위 공식에서 설명한 것과 같이 경사하강법은 가중치(parameter)에 얼만큼의 변화를 주어야지 손실 함수 C(θ)를 (C for cost) 최소화할 수 있는지 알려준다.

다음 그림을 보면 가중치와 이 가중치들의 gradient cost function이 vector로 표현되어 있다. gradient of cost function은 어떤 방향으로 각각의 가중치 값이을 얼마나 움직여야 하는지를 알려준다. (w_0는 증가, w_1는 조금만 증가, w_2는 많이 감소, ….etc)

gradientdescent_meaning

Gradient descent는 다음 그림과 같이 반복적인 계산을 통해 (미분 가능한) 해당 함수의 가장 낮은 위치를 찾아간다. 즉, 가장 정확한 output을 예측할 수 있는 최적의 θ 또는 parameter를 찾아주는것이다.
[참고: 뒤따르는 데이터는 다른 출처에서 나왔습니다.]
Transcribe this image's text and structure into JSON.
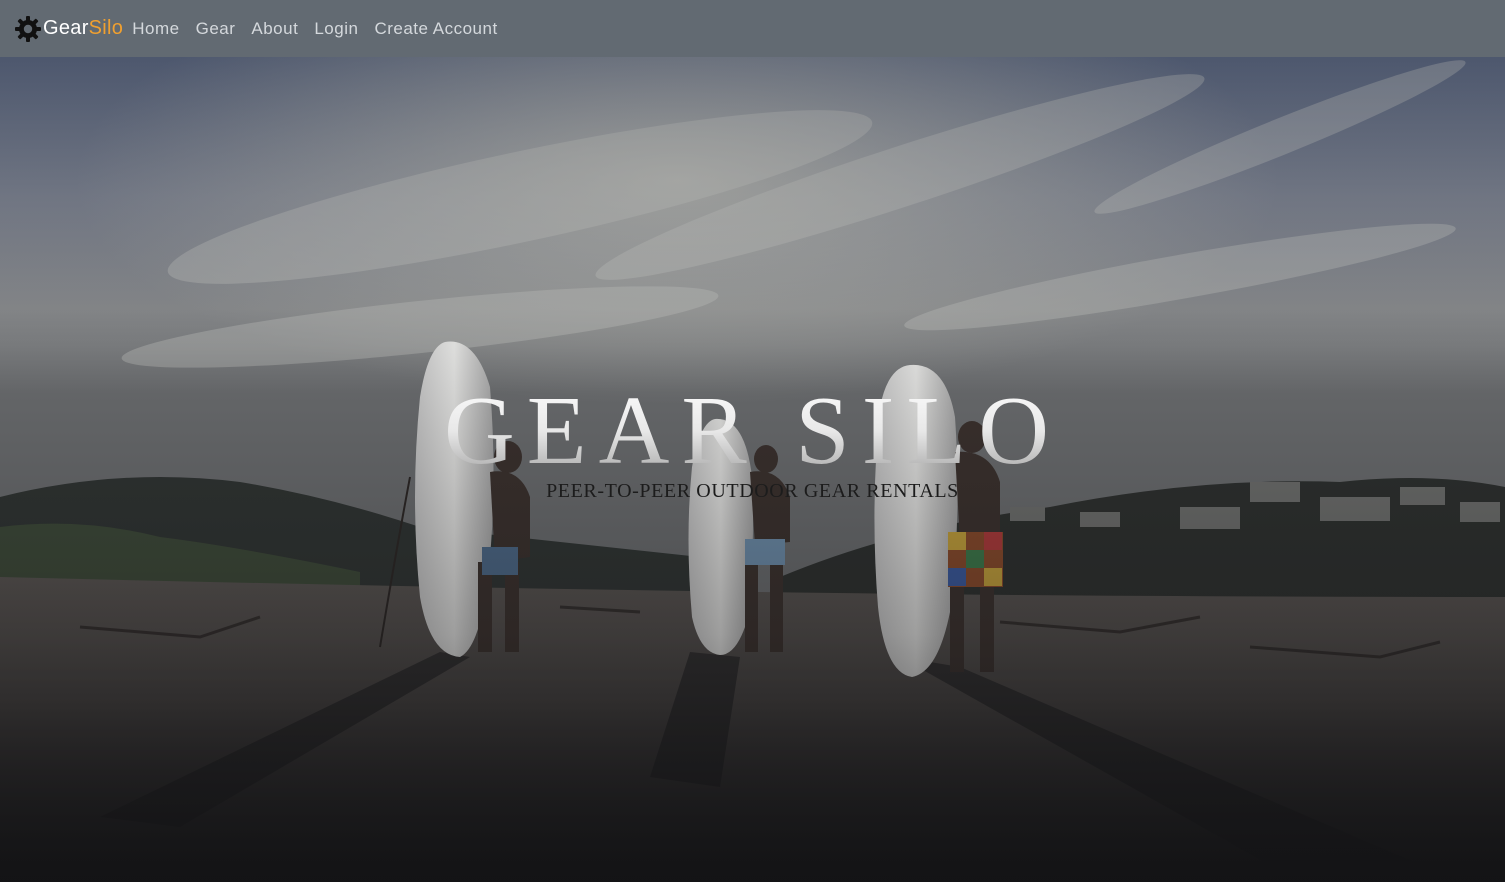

Gradient descent를 구현하는 방식을 간단하게 몇가지 얘기해보자면, gradient descent algorithm은 stochastic gradient descent(or incremental gradient descent)와 batch gradient descent로 두가지 방법이 존재한다.

Batch gradient descent는 매번 update를 진행할때에 entire training dataset를 모두 훌터보기 때문에 특히 training dataset이 크다면 속도와 cost가 나쁜편이다.
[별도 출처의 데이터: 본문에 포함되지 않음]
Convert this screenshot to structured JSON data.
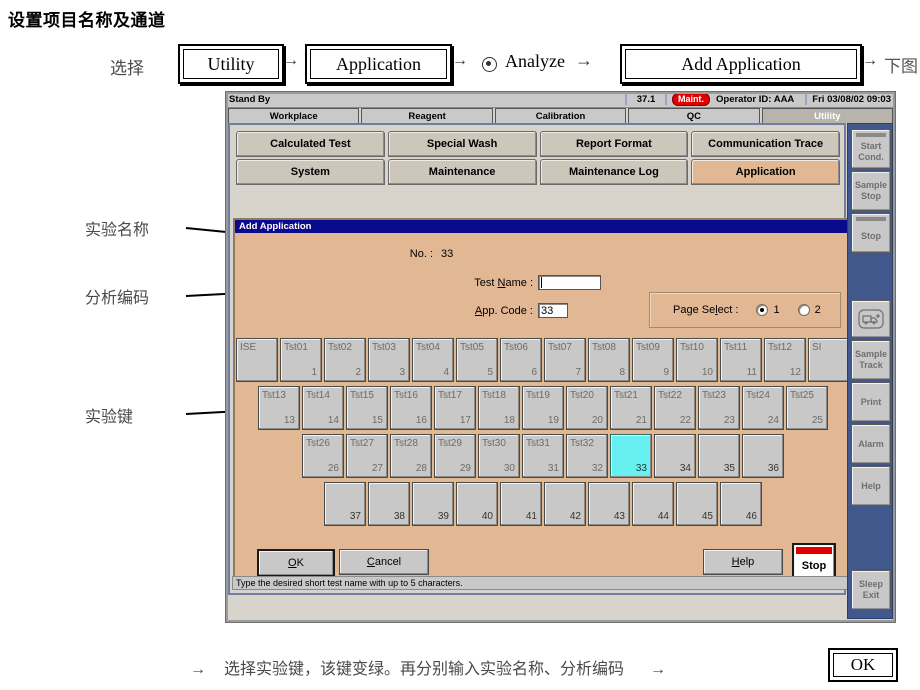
{
  "doc": {
    "title": "设置项目名称及通道",
    "flow": {
      "label": "选择",
      "step1": "Utility",
      "step2": "Application",
      "radio_option": "Analyze",
      "step3": "Add  Application",
      "end": "下图",
      "arrow": "→"
    },
    "annotations": {
      "test_name": "实验名称",
      "app_code": "分析编码",
      "test_key": "实验键"
    },
    "bottom": {
      "arrow": "→",
      "text": "选择实验键，该键变绿。再分别输入实验名称、分析编码",
      "arrow2": "→",
      "ok": "OK"
    }
  },
  "app": {
    "statusbar": {
      "state": "Stand By",
      "temperature": "37.1",
      "maint_badge": "Maint.",
      "operator": "Operator ID: AAA",
      "datetime": "Fri 03/08/02 09:03"
    },
    "main_tabs": [
      {
        "label": "Workplace",
        "active": false
      },
      {
        "label": "Reagent",
        "active": false
      },
      {
        "label": "Calibration",
        "active": false
      },
      {
        "label": "QC",
        "active": false
      },
      {
        "label": "Utility",
        "active": true
      }
    ],
    "sub_tabs_row1": [
      {
        "label": "Calculated Test",
        "active": false
      },
      {
        "label": "Special Wash",
        "active": false
      },
      {
        "label": "Report Format",
        "active": false
      },
      {
        "label": "Communication Trace",
        "active": false
      }
    ],
    "sub_tabs_row2": [
      {
        "label": "System",
        "active": false
      },
      {
        "label": "Maintenance",
        "active": false
      },
      {
        "label": "Maintenance Log",
        "active": false
      },
      {
        "label": "Application",
        "active": true
      }
    ],
    "dialog": {
      "title": "Add Application",
      "no_label": "No. :",
      "no_value": "33",
      "test_name_label": "Test Name :",
      "test_name_value": "",
      "app_code_label": "App. Code :",
      "app_code_value": "33",
      "page_select": {
        "label": "Page Select :",
        "options": [
          {
            "label": "1",
            "selected": true
          },
          {
            "label": "2",
            "selected": false
          }
        ]
      },
      "buttons": {
        "ok": "OK",
        "cancel": "Cancel",
        "help": "Help",
        "stop": "Stop"
      },
      "grid_rows": [
        [
          {
            "name": "ISE",
            "num": ""
          },
          {
            "name": "Tst01",
            "num": "1"
          },
          {
            "name": "Tst02",
            "num": "2"
          },
          {
            "name": "Tst03",
            "num": "3"
          },
          {
            "name": "Tst04",
            "num": "4"
          },
          {
            "name": "Tst05",
            "num": "5"
          },
          {
            "name": "Tst06",
            "num": "6"
          },
          {
            "name": "Tst07",
            "num": "7"
          },
          {
            "name": "Tst08",
            "num": "8"
          },
          {
            "name": "Tst09",
            "num": "9"
          },
          {
            "name": "Tst10",
            "num": "10"
          },
          {
            "name": "Tst11",
            "num": "11"
          },
          {
            "name": "Tst12",
            "num": "12"
          },
          {
            "name": "SI",
            "num": ""
          }
        ],
        [
          {
            "name": "Tst13",
            "num": "13"
          },
          {
            "name": "Tst14",
            "num": "14"
          },
          {
            "name": "Tst15",
            "num": "15"
          },
          {
            "name": "Tst16",
            "num": "16"
          },
          {
            "name": "Tst17",
            "num": "17"
          },
          {
            "name": "Tst18",
            "num": "18"
          },
          {
            "name": "Tst19",
            "num": "19"
          },
          {
            "name": "Tst20",
            "num": "20"
          },
          {
            "name": "Tst21",
            "num": "21"
          },
          {
            "name": "Tst22",
            "num": "22"
          },
          {
            "name": "Tst23",
            "num": "23"
          },
          {
            "name": "Tst24",
            "num": "24"
          },
          {
            "name": "Tst25",
            "num": "25"
          }
        ],
        [
          {
            "name": "Tst26",
            "num": "26"
          },
          {
            "name": "Tst27",
            "num": "27"
          },
          {
            "name": "Tst28",
            "num": "28"
          },
          {
            "name": "Tst29",
            "num": "29"
          },
          {
            "name": "Tst30",
            "num": "30"
          },
          {
            "name": "Tst31",
            "num": "31"
          },
          {
            "name": "Tst32",
            "num": "32"
          },
          {
            "name": "",
            "num": "33",
            "selected": true
          },
          {
            "name": "",
            "num": "34"
          },
          {
            "name": "",
            "num": "35"
          },
          {
            "name": "",
            "num": "36"
          }
        ],
        [
          {
            "name": "",
            "num": "37"
          },
          {
            "name": "",
            "num": "38"
          },
          {
            "name": "",
            "num": "39"
          },
          {
            "name": "",
            "num": "40"
          },
          {
            "name": "",
            "num": "41"
          },
          {
            "name": "",
            "num": "42"
          },
          {
            "name": "",
            "num": "43"
          },
          {
            "name": "",
            "num": "44"
          },
          {
            "name": "",
            "num": "45"
          },
          {
            "name": "",
            "num": "46"
          }
        ]
      ]
    },
    "message_bar": "Type the desired short test name with up to 5 characters.",
    "rail_buttons": [
      {
        "label1": "Start",
        "label2": "Cond.",
        "topbar": true
      },
      {
        "label1": "Sample",
        "label2": "Stop",
        "topbar": false
      },
      {
        "label1": "Stop",
        "label2": "",
        "topbar": true
      },
      {
        "label1": "",
        "label2": "",
        "icon": "sample-load-icon"
      },
      {
        "label1": "Sample",
        "label2": "Track"
      },
      {
        "label1": "Print",
        "label2": ""
      },
      {
        "label1": "Alarm",
        "label2": ""
      },
      {
        "label1": "Help",
        "label2": ""
      },
      {
        "label1": "Sleep",
        "label2": "Exit"
      }
    ],
    "colors": {
      "dialog_bg": "#e2b793",
      "title_bar": "#0a0a8c",
      "selected_key": "#66f0f0",
      "maint_badge": "#e00000",
      "rail_bg": "#41588c"
    }
  }
}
stochastic gradient descent는 random으로 dataset을 보기때문에 보통 cost function의 minimum에 근접하는 θ를 더 빠르게 찾는편이다. 그래서 training data set이 큰 경우에는 stochastic gradient descent를 선호하는 편이다.

역전파(back propagation)

model들이 어떻게 자신의 error/mistakes를 바탕으로 학습하는 과정은 두가지 방법으로 진행된다.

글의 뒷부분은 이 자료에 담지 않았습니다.